Je m'interroge cependant sur le risque d'empilement avec les dispositions déjà existantes. Comme je l'ai indiqué précédemment, divers programmes s'occupent d'ores et déjà du microcrédit, JASMINE, JEREMIE, CIP, FSE. Il eut été utile, à l'heure où la Commission affecte 100 millions d'euros à ce nouvel instrument, de procéder parallèlement à un regroupement des différents guichets existants afin de renforcer la visibilité et la lisibilité de l'action communautaire en la matière. Un guichet unique contribuerait à renforcer l'efficacité du dispositif, tant les institutions de microfinancement peuvent apparaître à l'heure actuelle perdues devant cette multiplicité de possibilités d'aide. Le voeu pieux exprimé par la Commission dans son projet de garantir une complémentarité avec les instruments existants n'apparaît pas, à cet égard, susceptible de dissiper tout risque de flou et, par conséquent, de non utilisation des crédits accordés. Par ailleurs, il convient de s'interroger sur les modalités de répartition de ces 100 millions d'euros dans l'ensemble de l'Union européenne. Aucun critère d'éligibilité des projets n'est en effet mis en avant au sein du projet de la Commission. Il conviendrait que l'aide apportée par l'outil soit accordée équitablement et concerne également les pays où le microcrédit n'en est qu'à ses balbutiements.

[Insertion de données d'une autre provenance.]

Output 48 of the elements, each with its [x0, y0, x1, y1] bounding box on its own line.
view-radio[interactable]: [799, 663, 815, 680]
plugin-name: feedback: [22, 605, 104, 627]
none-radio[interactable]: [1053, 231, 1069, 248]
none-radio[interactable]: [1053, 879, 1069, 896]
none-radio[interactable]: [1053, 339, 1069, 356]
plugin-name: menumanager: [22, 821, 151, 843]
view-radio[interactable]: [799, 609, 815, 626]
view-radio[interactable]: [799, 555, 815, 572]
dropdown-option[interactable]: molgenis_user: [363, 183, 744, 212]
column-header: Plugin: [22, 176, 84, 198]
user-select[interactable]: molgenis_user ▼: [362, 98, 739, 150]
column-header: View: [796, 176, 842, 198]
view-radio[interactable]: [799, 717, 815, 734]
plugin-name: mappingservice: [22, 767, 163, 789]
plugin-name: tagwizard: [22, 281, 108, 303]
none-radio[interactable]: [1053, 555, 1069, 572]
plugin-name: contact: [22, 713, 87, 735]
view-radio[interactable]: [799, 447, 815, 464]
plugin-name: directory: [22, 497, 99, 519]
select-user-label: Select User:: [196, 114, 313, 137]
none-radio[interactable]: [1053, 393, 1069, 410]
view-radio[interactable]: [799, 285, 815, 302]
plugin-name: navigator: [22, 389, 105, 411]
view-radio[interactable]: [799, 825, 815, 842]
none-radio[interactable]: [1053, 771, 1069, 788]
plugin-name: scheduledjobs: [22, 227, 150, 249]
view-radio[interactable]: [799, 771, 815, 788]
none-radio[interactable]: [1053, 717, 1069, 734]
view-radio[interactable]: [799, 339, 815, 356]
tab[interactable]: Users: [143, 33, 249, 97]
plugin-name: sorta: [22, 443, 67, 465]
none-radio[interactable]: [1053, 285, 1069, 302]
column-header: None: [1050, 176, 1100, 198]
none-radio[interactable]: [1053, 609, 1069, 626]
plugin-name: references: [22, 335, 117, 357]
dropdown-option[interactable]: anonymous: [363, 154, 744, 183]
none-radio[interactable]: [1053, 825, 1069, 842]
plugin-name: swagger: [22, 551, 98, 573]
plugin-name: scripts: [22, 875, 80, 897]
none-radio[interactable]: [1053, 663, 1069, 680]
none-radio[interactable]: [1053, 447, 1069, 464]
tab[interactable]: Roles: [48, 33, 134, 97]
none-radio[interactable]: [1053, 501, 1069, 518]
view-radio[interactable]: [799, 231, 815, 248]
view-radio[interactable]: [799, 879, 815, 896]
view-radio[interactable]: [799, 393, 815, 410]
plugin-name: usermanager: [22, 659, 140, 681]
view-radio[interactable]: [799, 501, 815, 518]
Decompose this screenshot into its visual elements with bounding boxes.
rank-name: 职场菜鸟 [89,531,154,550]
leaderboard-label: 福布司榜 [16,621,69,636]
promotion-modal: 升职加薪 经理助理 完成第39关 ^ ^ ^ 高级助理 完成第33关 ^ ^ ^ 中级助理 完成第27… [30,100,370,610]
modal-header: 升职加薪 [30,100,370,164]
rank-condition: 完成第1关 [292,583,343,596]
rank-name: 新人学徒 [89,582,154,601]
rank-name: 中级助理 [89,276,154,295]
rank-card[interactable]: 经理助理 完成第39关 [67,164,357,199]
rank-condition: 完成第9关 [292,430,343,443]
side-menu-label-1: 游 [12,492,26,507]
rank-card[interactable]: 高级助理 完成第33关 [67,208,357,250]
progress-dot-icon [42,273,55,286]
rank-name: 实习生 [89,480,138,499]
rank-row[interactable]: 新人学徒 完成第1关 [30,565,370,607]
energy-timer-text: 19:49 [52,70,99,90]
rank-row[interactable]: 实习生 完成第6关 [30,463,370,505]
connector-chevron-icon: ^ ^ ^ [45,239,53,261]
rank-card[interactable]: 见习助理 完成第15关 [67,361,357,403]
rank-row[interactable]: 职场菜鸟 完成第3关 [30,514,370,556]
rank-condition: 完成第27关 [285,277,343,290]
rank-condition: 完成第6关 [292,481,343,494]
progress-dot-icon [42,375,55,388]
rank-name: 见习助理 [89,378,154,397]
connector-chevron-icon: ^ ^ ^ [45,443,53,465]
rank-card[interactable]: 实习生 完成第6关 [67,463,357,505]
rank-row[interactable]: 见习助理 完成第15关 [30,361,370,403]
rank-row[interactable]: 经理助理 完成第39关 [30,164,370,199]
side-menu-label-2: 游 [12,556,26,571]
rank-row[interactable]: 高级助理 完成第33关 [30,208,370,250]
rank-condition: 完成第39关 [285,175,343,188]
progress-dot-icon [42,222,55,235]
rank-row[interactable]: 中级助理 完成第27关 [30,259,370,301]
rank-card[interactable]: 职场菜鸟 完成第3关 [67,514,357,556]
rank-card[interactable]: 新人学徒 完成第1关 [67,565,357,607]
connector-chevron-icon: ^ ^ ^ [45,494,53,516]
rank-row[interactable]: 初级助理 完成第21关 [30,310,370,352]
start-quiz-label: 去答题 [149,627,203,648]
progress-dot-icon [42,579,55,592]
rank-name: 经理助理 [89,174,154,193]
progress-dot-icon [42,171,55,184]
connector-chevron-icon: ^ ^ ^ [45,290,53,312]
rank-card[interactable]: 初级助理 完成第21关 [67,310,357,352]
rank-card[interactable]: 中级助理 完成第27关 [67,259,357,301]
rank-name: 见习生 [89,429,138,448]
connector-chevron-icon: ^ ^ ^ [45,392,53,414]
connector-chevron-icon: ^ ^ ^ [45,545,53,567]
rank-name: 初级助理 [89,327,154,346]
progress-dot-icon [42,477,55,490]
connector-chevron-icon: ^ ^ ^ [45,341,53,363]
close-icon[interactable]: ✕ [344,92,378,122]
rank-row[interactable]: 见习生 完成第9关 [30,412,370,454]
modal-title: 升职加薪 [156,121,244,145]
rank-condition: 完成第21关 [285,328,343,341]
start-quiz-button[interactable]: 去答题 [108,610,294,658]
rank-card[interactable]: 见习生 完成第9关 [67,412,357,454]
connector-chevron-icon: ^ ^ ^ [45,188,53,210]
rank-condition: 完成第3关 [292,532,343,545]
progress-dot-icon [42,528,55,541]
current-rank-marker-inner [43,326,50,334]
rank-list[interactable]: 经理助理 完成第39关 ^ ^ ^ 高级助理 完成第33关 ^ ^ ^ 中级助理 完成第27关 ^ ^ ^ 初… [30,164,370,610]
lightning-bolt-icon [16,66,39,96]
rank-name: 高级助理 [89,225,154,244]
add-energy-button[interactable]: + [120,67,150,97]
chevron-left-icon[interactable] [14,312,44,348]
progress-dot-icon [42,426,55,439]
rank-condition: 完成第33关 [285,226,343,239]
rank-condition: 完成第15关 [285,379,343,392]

Ce projet constitue une invitation à aller plus loin

S'il répond à une réelle ambition en faveur du microcrédit qu'il convient de saluer, l'instrument Progress ne lève pas, malheureusement, tous les obstacles pesant encore sur l'action des institutions micro-financières. Comme la Commission l'a elle-même souligné dans sa communication de novembre 2007, l'environnement juridique et institutionnel dans lequel s'inscrivent ces institutions ne permet pas de prendre en compte leur spécificité. Les normes en matière de plafonnement des taux d'intérêt devraient ainsi, aux yeux de la Commission, être révisées en vue de permettre aux établissements prêteurs de couvrir leurs coûts. Or, de telles dispositions relèvent de la responsabilité des États membres.

Il serait parallèlement utile que la Commission révise en un sens favorable au microcrédit sa législation sur les fonds propres réglementaires adoptée en 2006, je veux parler de la directive 2006/48/CE concernant l'accès à l'activité des établissements de crédit et son exercice et de la directive 2006/49/CE sur l'adéquation des fonds propres des entreprises d'investissement et des établissements de crédit. Celles-ci reprennent les règles édictées par le comité de Bâle sur le contrôle bancaire. Les principes complexes de Bâle II fragilisent l'octroi de crédits aux micro-entreprises, dont la spécificité n'est pas assez soulignée dans les modèles d'évaluation des risques.

M. Jacques Blanc. - Où doit s'adresser une entreprise souhaitant se voir accorder un microcrédit ?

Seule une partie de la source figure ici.